Agustus 2019, Katedral Norwich menjadi kontroversi di seluruh Inggris. Di ruang altar utama Katedral, mereka memasang mainan perosotan yang disewa dari sebuah sirkus. Norwich adalah kota di Inggris dengan jumlah gereja terbanyak, tetapi sekaligus yang paling ateis. Apa yang menyebabkan orang Inggris enggan ke gereja? Dan apakah masa depan dari gereja?


Mungkin saya memang harus belajar untuk tidak menghakimi terlalu cepat, dan belajar untuk melihatnya dari sisi berbeda. Saya kembali ke Katedral, ke hadapan mainan perosotan di ruang altar.

Mainan perosotan itu mendatangkan keriangan bagi banyak pengunjung.

Ini adalah hari terakhir mainan perosotan ini dipasang di Katedral, sekaligus hari terakhir dari 11 hari program Seeing It Differently. Antrean untuk mainan perosotan sudah mengular sejak pagi, dan siapa pun yang berhasil mendapatkan karcis bisa bernapas lega, karena ini benar-benar adalah kesempatan terakhir. Termasuk saya, yang telah mengantre hampir dua jam sejak pagi.

Saya menaiki tangga di dalam wahana perosotan itu bersama seorang kakek tua berusia 70 tahun yang datang jauh-jauh dari Suffolk, sekitar dua jam perjalanan dari sini. Dia mengatakan sudah puluhan tahun tidak ke gereja, kecuali kalau ada orang kawin atau mati. Gara-gara mainan perosotan ini, dia kembali datang ke gereja. Dia sudah sangat antusias untuk segera ke puncak perosotan, untuk mengamati ukir-ukiran indah bergambar Yesus di langit-langit sana. Dia bahkan telah menyiapkan sebuah kamera saku untuk mengabadikan kesempatan langka ini.

Menyaksikan keceriaan kanak-kanak yang begitu tulus terpancar dari mata berbinar pada wajah tua berjenggot putih ala Profesor Dumbledore itu, saya jadi bertanya kembali: apa yang salah jika gereja bisa menghadirkan keceriaan dan kebahagiaan bagi semua orang tanpa terkecuali?
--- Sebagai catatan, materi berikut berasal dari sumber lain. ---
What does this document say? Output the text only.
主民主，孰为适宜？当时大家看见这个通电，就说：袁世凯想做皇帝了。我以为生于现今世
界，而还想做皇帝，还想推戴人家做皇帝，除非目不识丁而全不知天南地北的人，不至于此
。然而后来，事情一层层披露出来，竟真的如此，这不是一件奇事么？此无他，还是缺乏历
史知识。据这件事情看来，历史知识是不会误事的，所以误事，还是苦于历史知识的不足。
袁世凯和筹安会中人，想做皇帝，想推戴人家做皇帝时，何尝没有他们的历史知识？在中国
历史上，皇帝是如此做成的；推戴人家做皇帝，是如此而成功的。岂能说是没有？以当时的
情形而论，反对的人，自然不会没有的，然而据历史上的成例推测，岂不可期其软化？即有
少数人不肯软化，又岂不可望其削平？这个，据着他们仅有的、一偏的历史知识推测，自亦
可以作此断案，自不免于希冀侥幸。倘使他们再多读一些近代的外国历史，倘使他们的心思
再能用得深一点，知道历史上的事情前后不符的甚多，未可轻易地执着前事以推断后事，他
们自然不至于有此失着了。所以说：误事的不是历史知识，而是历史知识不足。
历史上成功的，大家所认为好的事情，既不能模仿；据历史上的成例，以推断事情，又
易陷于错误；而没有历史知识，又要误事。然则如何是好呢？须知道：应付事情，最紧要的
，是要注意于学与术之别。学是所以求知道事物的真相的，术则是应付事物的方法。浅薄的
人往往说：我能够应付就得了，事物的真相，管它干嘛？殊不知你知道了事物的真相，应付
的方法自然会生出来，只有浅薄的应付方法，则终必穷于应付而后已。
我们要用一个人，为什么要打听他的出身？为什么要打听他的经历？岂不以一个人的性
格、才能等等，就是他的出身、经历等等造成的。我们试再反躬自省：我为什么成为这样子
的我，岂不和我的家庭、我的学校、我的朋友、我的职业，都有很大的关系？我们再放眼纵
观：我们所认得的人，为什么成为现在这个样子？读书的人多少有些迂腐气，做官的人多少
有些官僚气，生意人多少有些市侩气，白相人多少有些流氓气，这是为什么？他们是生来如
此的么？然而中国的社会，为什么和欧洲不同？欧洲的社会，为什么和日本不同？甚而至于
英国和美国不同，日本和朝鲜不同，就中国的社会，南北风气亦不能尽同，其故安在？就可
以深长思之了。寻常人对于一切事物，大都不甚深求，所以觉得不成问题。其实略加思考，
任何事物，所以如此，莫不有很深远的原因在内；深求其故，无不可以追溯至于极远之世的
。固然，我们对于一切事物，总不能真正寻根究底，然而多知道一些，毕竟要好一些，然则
Pengalaman meluncuri perosotan raksasa ini adalah gabungan dari takjub dan seram. Pilar-pilar jendela tinggi bergaya Gotik itu dingin dan angkuh, namun kelap-kelip lampu neon perosotan yang penuh warna membuatnya menjadi sedikit lebih ramah dan jenaka. Memandang ukir-ukiran di langit-langit lebih membuat telapak tangan saya basah, karena saya terbayang andai terlempar jatuh dari ketinggian yang mengerikan ini. Ketika pantat saya mulai bergerak turun menyusuri ulir perosotan, semakin cepat dan semakin cepat, deretan pilar-pilar tinggi itu menjadi bayangan kabur yang memusingkan. Adrenalin memuncak, saya menjerit-jerit histeris, sama sekali lupa sedang berada di dalam gereja. Hanya sepuluh detik meluncur, saya sudah mendarat di dasar dengan jantung yang masih berdebar kencang, namun diliputi kelegaan dan kepuasan yang tidak terkira. Benar-benar gila!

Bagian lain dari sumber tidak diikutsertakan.